Italien-Referendum "Wendepunkt zwischen Himmel und Hölle" Italien, der neue apokalyptische Reiter

Italien-Referendum

"Wendepunkt zwischen Himmel und Hölle"

Italien, der neue apokalyptische Reiter

Stand: 22.11.2016, 15:30 Uhr
Italien wählt. Eigentlich geht es "nur" um eine neue Verfassung. Uneigentlich geht es bei der Volksabstimmung am 4. Dezember um viel mehr: um Europas politische Zukunft, den Zusammenhalt und um die Zukunft des Euro.

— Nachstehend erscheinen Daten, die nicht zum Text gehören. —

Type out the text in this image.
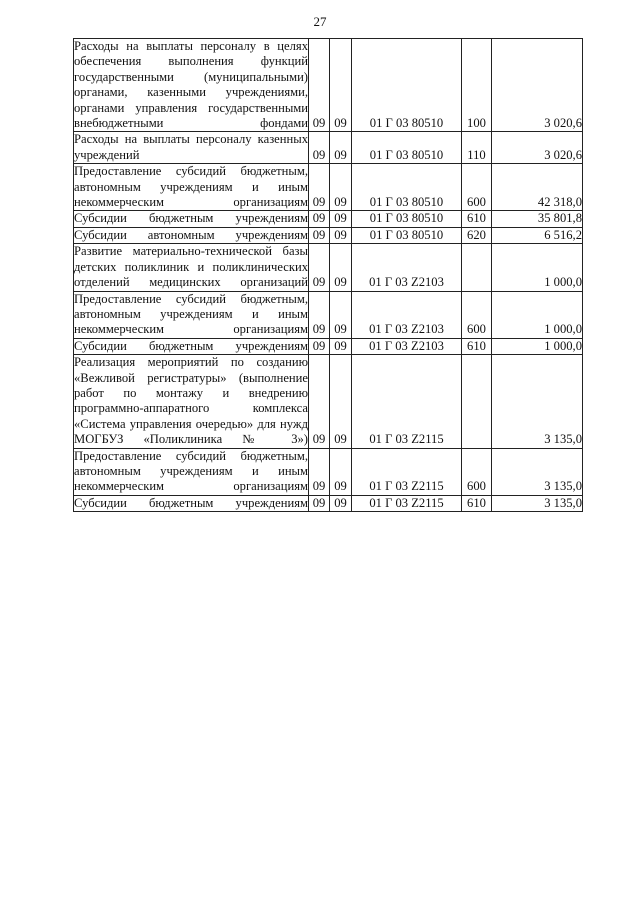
27
Расходы на выплаты персоналу в целях обеспечения выполнения функций государственными (муниципальными) органами, казенными учреждениями, органами управления государственными внебюджетными фондами	09	09	01 Г 03 80510	100	3 020,6
Расходы на выплаты персоналу казенных учреждений	09	09	01 Г 03 80510	110	3 020,6
Предоставление субсидий бюджетным, автономным учреждениям и иным некоммерческим организациям	09	09	01 Г 03 80510	600	42 318,0
Субсидии бюджетным учреждениям	09	09	01 Г 03 80510	610	35 801,8
Субсидии автономным учреждениям	09	09	01 Г 03 80510	620	6 516,2
Развитие материально-технической базы детских поликлиник и поликлинических отделений медицинских организаций	09	09	01 Г 03 Z2103		1 000,0
Предоставление субсидий бюджетным, автономным учреждениям и иным некоммерческим организациям	09	09	01 Г 03 Z2103	600	1 000,0
Субсидии бюджетным учреждениям	09	09	01 Г 03 Z2103	610	1 000,0
Реализация мероприятий по созданию «Вежливой регистратуры» (выполнение работ по монтажу и внедрению программно-аппаратного комплекса «Система управления очередью» для нужд МОГБУЗ «Поликлиника № 3»)	09	09	01 Г 03 Z2115		3 135,0
Предоставление субсидий бюджетным, автономным учреждениям и иным некоммерческим организациям	09	09	01 Г 03 Z2115	600	3 135,0
Субсидии бюджетным учреждениям	09	09	01 Г 03 Z2115	610	3 135,0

Für die Finanzmärkte ein bedrohliches Zeichen.
Investoren blicken nervös dem apokalyptischen Reiter entgegen, der sich da nähert und die Börsenwelt durcheinanderwirbeln könnte: Das Italien-Referendum am 4. Dezember, wenn die Italiener über eine neue Verfassung abstimmen. Das damit verbundene Schreckensszenario heißt "Italexit". Nach dem Brexit-Votum und der überraschenden Wahl von Donald Trump zum US-Präsidenten ist das die neue Horror-Vision. Sollten die Wähler die Reformen ablehnen, könnte das die Regierung in Rom in eine tiefe Krise stürzen.

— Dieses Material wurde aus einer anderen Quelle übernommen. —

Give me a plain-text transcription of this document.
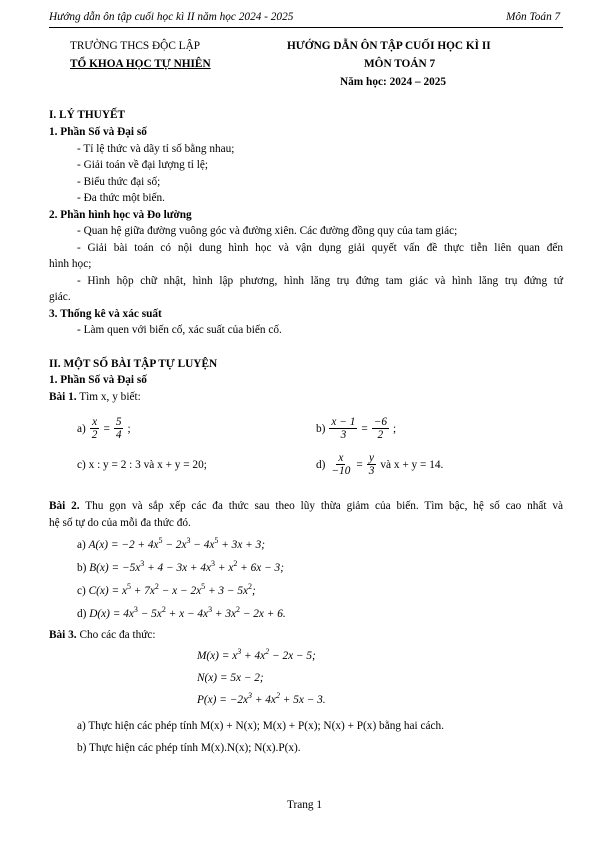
Hướng dẫn ôn tập cuối học kì II năm học 2024 - 2025	Môn Toán 7
TRƯỜNG THCS ĐỘC LẬP
TỔ KHOA HỌC TỰ NHIÊN
HƯỚNG DẪN ÔN TẬP CUỐI HỌC KÌ II
MÔN TOÁN 7
Năm học: 2024 – 2025
I. LÝ THUYẾT
1. Phần Số và Đại số
- Tỉ lệ thức và dãy tỉ số bằng nhau;
- Giải toán về đại lượng tỉ lệ;
- Biểu thức đại số;
- Đa thức một biến.
2. Phần hình học và Đo lường
- Quan hệ giữa đường vuông góc và đường xiên. Các đường đồng quy của tam giác;
- Giải bài toán có nội dung hình học và vận dụng giải quyết vấn đề thực tiễn liên quan đến
hình học;
- Hình hộp chữ nhật, hình lập phương, hình lăng trụ đứng tam giác và hình lăng trụ đứng tứ
giác.
3. Thống kê và xác suất
- Làm quen với biến cố, xác suất của biến cố.
II. MỘT SỐ BÀI TẬP TỰ LUYỆN
1. Phần Số và Đại số
Bài 1. Tìm x, y biết:
$a) \frac{x}{2} = \frac{5}{4}$ ;	$b) \frac{x - 1}{3} = \frac{-6}{2}$ ;
c) x : y = 2 : 3 và x + y = 20;	$d) \frac{x}{-10} = \frac{y}{3}$ và x + y = 14.
Bài 2. Thu gọn và sắp xếp các đa thức sau theo lũy thừa giảm của biến. Tìm bậc, hệ số cao nhất và
hệ số tự do của mỗi đa thức đó.
a) $A(x) = -2 + 4x^5 - 2x^3 - 4x^5 + 3x + 3$;
b) $B(x) = -5x^3 + 4 - 3x + 4x^3 + x^2 + 6x - 3$;
c) $C(x) = x^5 + 7x^2 - x - 2x^5 + 3 - 5x^2$;
d) $D(x) = 4x^3 - 5x^2 + x - 4x^3 + 3x^2 - 2x + 6$.
Bài 3. Cho các đa thức:
$M(x) = x^3 + 4x^2 - 2x - 5$;
N(x) = 5x − 2;
$P(x) = -2x^3 + 4x^2 + 5x - 3$.
a) Thực hiện các phép tính M(x) + N(x); M(x) + P(x); N(x) + P(x) bằng hai cách.
b) Thực hiện các phép tính M(x).N(x); N(x).P(x).
Trang 1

Italexit nach dem Rechtsruck?

Die Verfassungsreform soll das bisherige System zweier gleichberechtigter Parlamentskammern abschaffen. Der italienische Ministerpräsident Matteo Renzi will so die Befugnisse des Senats und der Regionen beschneiden und damit der Zentralregierung mehr Stabilität verleihen. Das Unklare - und auch Problematische - dabei ist aber: Was, wenn Renzis Landleute mit "No" votierten? In den vergangenen beiden Monaten hatte Renzi mehrfach mit Rücktritt gedroht, war dann aber zurückgerudert. Vorige Woche hatte der italienische Ministerpräsident einen Verbleib im Amt dann doch wieder ausgeschlossen, sollte das Volk nicht hinter seinem Vorhaben stehen.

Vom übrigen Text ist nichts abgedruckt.